Obama went to the podium first. He graciously thanked his vice president and running-mate, noting that he valued Biden’s counsel and that Biden deserved much credit for Obama’s successes in the White House and on the campaign trail. He thanked the attendees for their support and took a few steps back to allow Biden to take the stage.
Biden was ebullient. He called out friends and supporters he saw in the crowd. He talked about his partnership with Obama. While he spoke, Obama scanned the audience. His gaze turned in my direction. Hold on. Did the president just wink at me? I thought so. I kept watching him and didn’t see him shoot winks at anyone else. I had met Obama a few times and was once invited to the White House with several other columnists for a lunch with him. I had not spoken to him during the campaign. He might have recognized me. But was that wink really intended for me? And what did it mean? I imagined him thinking, what the hell are you doing here?

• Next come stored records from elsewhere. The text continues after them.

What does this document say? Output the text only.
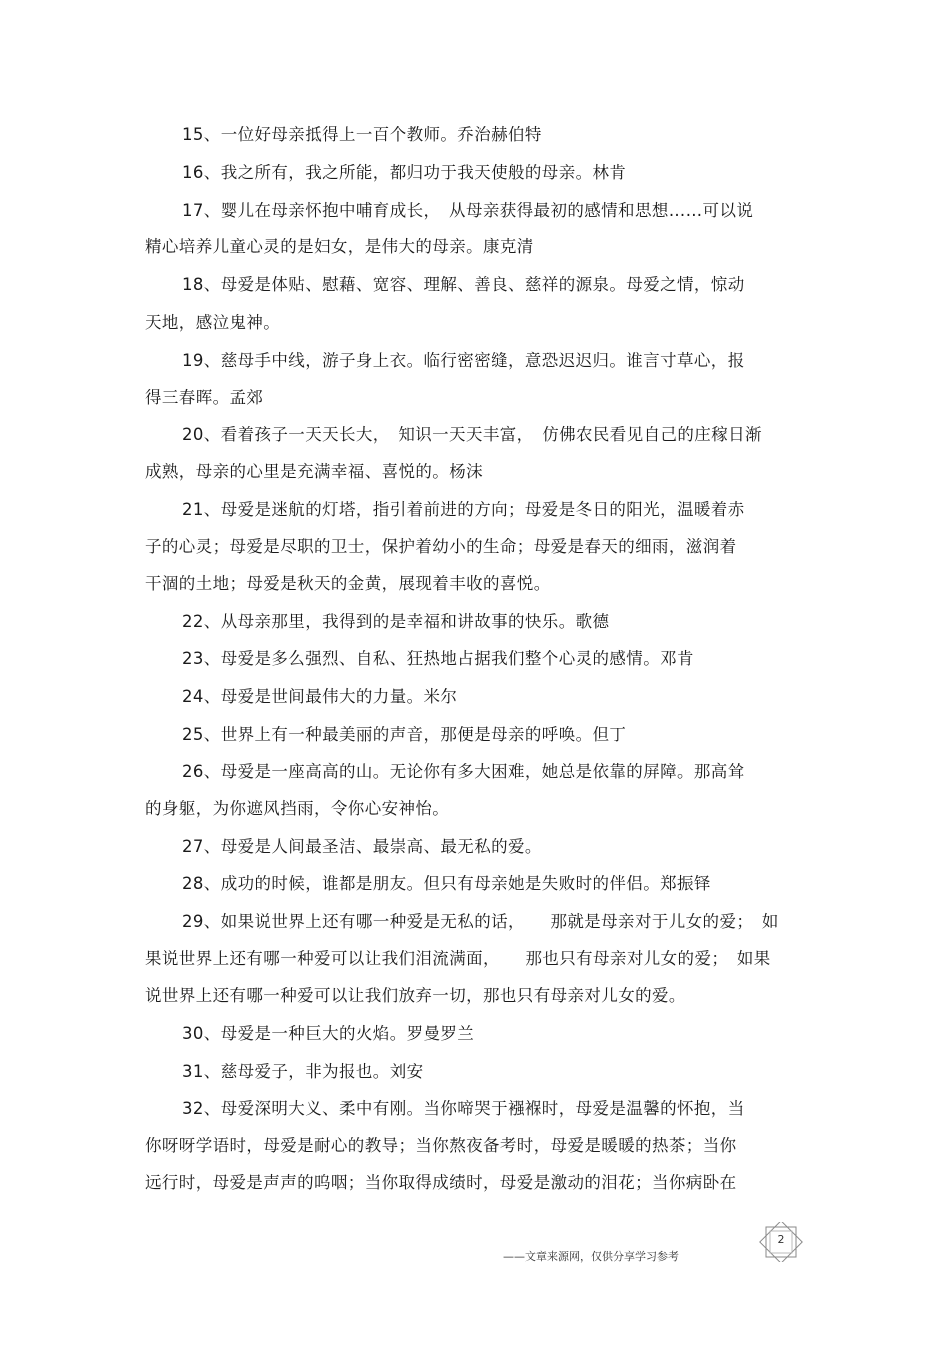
15、一位好母亲抵得上一百个教师。乔治赫伯特
16、我之所有，我之所能，都归功于我天使般的母亲。林肯
17、婴儿在母亲怀抱中哺育成长，　从母亲获得最初的感情和思想……可以说
精心培养儿童心灵的是妇女，是伟大的母亲。康克清
18、母爱是体贴、慰藉、宽容、理解、善良、慈祥的源泉。母爱之情，惊动
天地，感泣鬼神。
19、慈母手中线，游子身上衣。临行密密缝，意恐迟迟归。谁言寸草心，报
得三春晖。孟郊
20、看着孩子一天天长大，　知识一天天丰富，　仿佛农民看见自己的庄稼日渐
成熟，母亲的心里是充满幸福、喜悦的。杨沫
21、母爱是迷航的灯塔，指引着前进的方向；母爱是冬日的阳光，温暖着赤
子的心灵；母爱是尽职的卫士，保护着幼小的生命；母爱是春天的细雨，滋润着
干涸的土地；母爱是秋天的金黄，展现着丰收的喜悦。
22、从母亲那里，我得到的是幸福和讲故事的快乐。歌德
23、母爱是多么强烈、自私、狂热地占据我们整个心灵的感情。邓肯
24、母爱是世间最伟大的力量。米尔
25、世界上有一种最美丽的声音，那便是母亲的呼唤。但丁
26、母爱是一座高高的山。无论你有多大困难，她总是依靠的屏障。那高耸
的身躯，为你遮风挡雨，令你心安神怡。
27、母爱是人间最圣洁、最崇高、最无私的爱。
28、成功的时候，谁都是朋友。但只有母亲她是失败时的伴侣。郑振铎
29、如果说世界上还有哪一种爱是无私的话，　　那就是母亲对于儿女的爱；　如
果说世界上还有哪一种爱可以让我们泪流满面，　　那也只有母亲对儿女的爱；　如果
说世界上还有哪一种爱可以让我们放弃一切，那也只有母亲对儿女的爱。
30、母爱是一种巨大的火焰。罗曼罗兰
31、慈母爱子，非为报也。刘安
32、母爱深明大义、柔中有刚。当你啼哭于襁褓时，母爱是温馨的怀抱，当
你呀呀学语时，母爱是耐心的教导；当你熬夜备考时，母爱是暖暖的热茶；当你
远行时，母爱是声声的呜咽；当你取得成绩时，母爱是激动的泪花；当你病卧在
2
——文章来源网，仅供分享学习参考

When Biden finished speaking, he walked in front of the podium and began shaking hands with the people behind the rope line. You know the drill. Secret Service agents kept him moving, as he leaned over the line to embrace people. And Obama worked the line right behind him. Everyone tried to get closer to the two men of the hour so they could shake a hand or exchange a few words. I kept my position several feet behind the devotees. A joyful Biden passed by, exulting in the moment.
When Obama was in front of me, he leaned over the rope line and the few bodies that separated us, swept out his long arm toward me—the man has an impressive wingspan—and put out his right hand to shake mine. You don’t leave a president hanging. I extended my hand. He gripped it tightly and pulled me closer to him, scrunching the two or three people between us. With his face next to mine, he said, “Thanks, I appreciate it.”
In the years since, I have asked friends and relatives how they would have replied to the president. The response has tended to be a simple “thank you.” But I had not reported the Romney story as a favor to Obama. The point had been to show the public the truth. Obama’s expressed gratitude, though nice, was not material. In this moment, I didn’t have much time to think through a response. But it didn’t feel right to shoot back a “thank you” or a "you're welcome." Instead, I said, “Put it to good use.” He shot me one of those all-knowing Obama glances, pumped my hand, and said, “I will.” Then, with a nudge from a Secret Service agent, he moved on.
When Obama and Biden finished with the rope line, they left the room. The Biden people were beaming. And now, in the wee hours, it was time to go. There were shuttles waiting, and my friends escorted me on to one. We were driven to the hotel where the Biden crew was staying. Some of them wanted the party to continue, but the bar there was long closed. The celebration was over. People went to their rooms. I walked the block or two to my hotel. The night was done.
Put it to good use. History and all of us can judge whether Obama did so.